LIGHT - A partir de sua experiência como terapeuta, como você pode avaliar os resultados de histórias no processo de autoconhecimento e nas práticas de terapia?

MARIA INEZ - Histórias têm efeito transformador, mesmo quando não são usadas para determinado fim terapêutico. Tanto como educadora quanto como psicoterapeuta pude ir constatando, durante meu percurso, a importância desse manancial de valores, dinamizador de energia, que são os mitos – histórias dos antigos – como são chamados pelos nossos índios. Como nosso psiquismo é pura energia, provocar que novas associações possam se fazer naturalmente, através dos afetos e emoções que os conteúdos das histórias provocam, é possibilitar que se desfaçam os ‘nós’ que impedem o fluir dessa energia, necessária à saúde psíquica e física do indivíduo e do grupo social, por extensão.

LIGHT - O que o livro trouxe de mudanças na sua vida? Você teve alguma experiência pessoal com alguma história do livro?

MARIA INEZ - O primeiro mito que ouvi, há 36 anos, Ceiuci, a velha gulosa, mudou a minha vida. Compreendi instantaneamente a importância de o ser humano dar um sentido maior à existência, não vivendo apenas reativamente. Eu tinha 26 anos e estava criando a Escola Viva, em Petrópolis. Eram os idos de 70, tempo de ditadura militar e levei para meu trabalho um comprometimento maior e muito mais abrangente de dar às crianças a oportunidade de conviverem diariamente com as diferenças, quer interna, quer externamente. Mas cada um dos mitos que tive a oportunidade de conhecer mais profundamente me traz contribuições infindas cada vez que os retomo. Atualmente estou na fase de colheita e tenho recebido em meu site (www.mariainezdo espiritosanto.com) depoimentos maravilhosos sobre a interligação dos mitos contados por mim em Vasos Sagrados, e novas percepções que eles vêm provocando nos leitores. Tem sido uma experiência muito boa a continuidade espontânea das histórias do livro.

LIGHT - Como você aconselha os leitores a aproveitarem o máximo do conteúdo de Vasos Sagrados?
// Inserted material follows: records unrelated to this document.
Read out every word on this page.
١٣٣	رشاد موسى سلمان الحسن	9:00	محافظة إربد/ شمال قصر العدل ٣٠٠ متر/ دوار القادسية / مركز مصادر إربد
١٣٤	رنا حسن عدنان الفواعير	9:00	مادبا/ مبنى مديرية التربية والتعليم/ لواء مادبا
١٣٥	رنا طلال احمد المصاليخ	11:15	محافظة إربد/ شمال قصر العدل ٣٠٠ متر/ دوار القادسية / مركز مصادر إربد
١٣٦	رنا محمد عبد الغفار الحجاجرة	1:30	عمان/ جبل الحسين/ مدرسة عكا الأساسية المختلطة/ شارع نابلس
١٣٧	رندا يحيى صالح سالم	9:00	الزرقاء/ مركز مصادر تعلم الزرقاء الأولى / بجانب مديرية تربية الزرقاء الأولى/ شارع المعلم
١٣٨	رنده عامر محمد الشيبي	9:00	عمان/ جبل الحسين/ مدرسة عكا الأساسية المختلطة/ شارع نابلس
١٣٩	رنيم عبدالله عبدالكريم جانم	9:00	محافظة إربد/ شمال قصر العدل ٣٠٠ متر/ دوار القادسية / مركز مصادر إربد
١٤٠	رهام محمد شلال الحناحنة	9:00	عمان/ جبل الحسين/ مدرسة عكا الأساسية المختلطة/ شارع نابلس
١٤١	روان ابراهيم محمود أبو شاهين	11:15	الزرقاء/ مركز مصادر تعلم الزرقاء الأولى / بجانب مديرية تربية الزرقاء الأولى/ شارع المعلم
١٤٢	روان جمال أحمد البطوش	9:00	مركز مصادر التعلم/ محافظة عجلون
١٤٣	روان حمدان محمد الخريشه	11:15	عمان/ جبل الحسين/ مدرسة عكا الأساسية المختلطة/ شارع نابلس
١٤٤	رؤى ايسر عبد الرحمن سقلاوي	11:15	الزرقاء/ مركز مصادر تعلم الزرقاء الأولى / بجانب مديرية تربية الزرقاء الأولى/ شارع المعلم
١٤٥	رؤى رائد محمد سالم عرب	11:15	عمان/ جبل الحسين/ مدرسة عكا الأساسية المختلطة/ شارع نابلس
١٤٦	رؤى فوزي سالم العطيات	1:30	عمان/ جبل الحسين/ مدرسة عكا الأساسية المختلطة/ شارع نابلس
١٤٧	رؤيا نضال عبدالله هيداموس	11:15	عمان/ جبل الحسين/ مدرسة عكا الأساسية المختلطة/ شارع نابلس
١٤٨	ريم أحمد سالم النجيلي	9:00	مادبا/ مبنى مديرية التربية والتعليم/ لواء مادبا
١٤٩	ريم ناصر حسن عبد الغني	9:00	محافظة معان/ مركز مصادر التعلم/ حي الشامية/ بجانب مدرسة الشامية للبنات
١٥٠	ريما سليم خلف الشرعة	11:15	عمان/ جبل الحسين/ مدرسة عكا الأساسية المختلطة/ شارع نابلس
MARIA INEZ - Embora Vasos Sagrados seja um livro de fácil leitura, já que usei intencionalmente a linguagem coloquial para envolver o leitor na narrativa e nas reflexões, ele é um livro denso, porque provoca associações que, às vezes, podem parecer inquietantes. Nesse caso, aconselho a continuar a leitura, para alcançar o alívio interior que cada novo sentido encontrado pode trazer. Logo no início do texto explico que se pode também ler apenas as histórias (e por isso elas vêm grafadas de forma especial, para facilitar sua localização). Mas meu desejo é que os leitores não só se sintam encorajados a acompanhar minhas reflexões, como as ampliem, a partir de sua própria experiência com os mitos ali relatados, contribuindo, assim, para que a preciosa herança de nossos ancestrais possa ser propulsora de muitas novas e fortes brotações, num tempo de valores tão desgastados quanto o nosso.